Unfortunately, even after completing the checklist above, servers are still being greylisted deprioritized. Yahoo suggests that you use their "form" so that they can help you diagnose the problem. Well three different forms later, the only correspondence you will receive is an "auto-responder" that says:
Thank you for contacting Yahoo! Customer Care to answer your question. A support representative will get back to you within 48 hours regarding your issue. Until then, feel free to visit our online help center at http://help.yahoo.com/ or answers if you have not already done so.

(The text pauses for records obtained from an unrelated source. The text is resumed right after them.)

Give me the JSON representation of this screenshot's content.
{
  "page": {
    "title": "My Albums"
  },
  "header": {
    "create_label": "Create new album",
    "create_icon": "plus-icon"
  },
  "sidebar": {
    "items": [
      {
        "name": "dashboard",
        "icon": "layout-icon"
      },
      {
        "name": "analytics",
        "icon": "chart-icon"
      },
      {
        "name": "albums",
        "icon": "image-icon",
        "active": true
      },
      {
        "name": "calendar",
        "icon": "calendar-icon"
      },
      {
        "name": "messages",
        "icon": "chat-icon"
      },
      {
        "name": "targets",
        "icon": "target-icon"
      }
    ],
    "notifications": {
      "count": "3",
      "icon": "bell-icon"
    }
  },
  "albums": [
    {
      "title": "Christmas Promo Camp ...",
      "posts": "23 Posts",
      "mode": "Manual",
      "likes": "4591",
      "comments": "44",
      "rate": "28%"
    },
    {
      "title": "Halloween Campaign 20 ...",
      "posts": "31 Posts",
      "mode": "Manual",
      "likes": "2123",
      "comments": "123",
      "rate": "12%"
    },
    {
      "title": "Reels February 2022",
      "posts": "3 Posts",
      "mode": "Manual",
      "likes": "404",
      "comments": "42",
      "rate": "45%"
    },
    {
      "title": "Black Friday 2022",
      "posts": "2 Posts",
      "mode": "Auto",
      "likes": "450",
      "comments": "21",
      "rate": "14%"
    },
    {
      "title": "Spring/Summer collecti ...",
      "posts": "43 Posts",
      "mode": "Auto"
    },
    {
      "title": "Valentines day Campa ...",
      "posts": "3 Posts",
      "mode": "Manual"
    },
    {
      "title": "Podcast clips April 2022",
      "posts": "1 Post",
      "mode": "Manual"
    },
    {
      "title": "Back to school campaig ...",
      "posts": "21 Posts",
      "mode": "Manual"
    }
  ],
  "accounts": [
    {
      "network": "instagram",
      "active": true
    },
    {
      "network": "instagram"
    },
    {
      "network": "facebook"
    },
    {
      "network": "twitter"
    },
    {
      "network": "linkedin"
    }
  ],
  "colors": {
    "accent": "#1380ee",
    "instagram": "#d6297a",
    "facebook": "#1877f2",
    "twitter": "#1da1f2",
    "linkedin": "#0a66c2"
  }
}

Also install DomainKeys to help fix the problem
Dig a little deeper and you will find that you should install DomainKeys (you should have already installed SPF records so that you can send to AOL accounts) to sign your emails from a specific domain. However, even once this is done, you will still get some 451 errors.
The long and short of it is that you get what you pay for...
- Yahoo is not communicating with administrators even after they submit multiple request forms.
- Yahoo is not delivering messages even though they send the response back that the "message was temporarily deferred" (Which sounds like it is just waiting to send the message, but will get to it eventually).
- In an attempt to block spammers, Yahoo is blocking an extremely high number of "good" emails.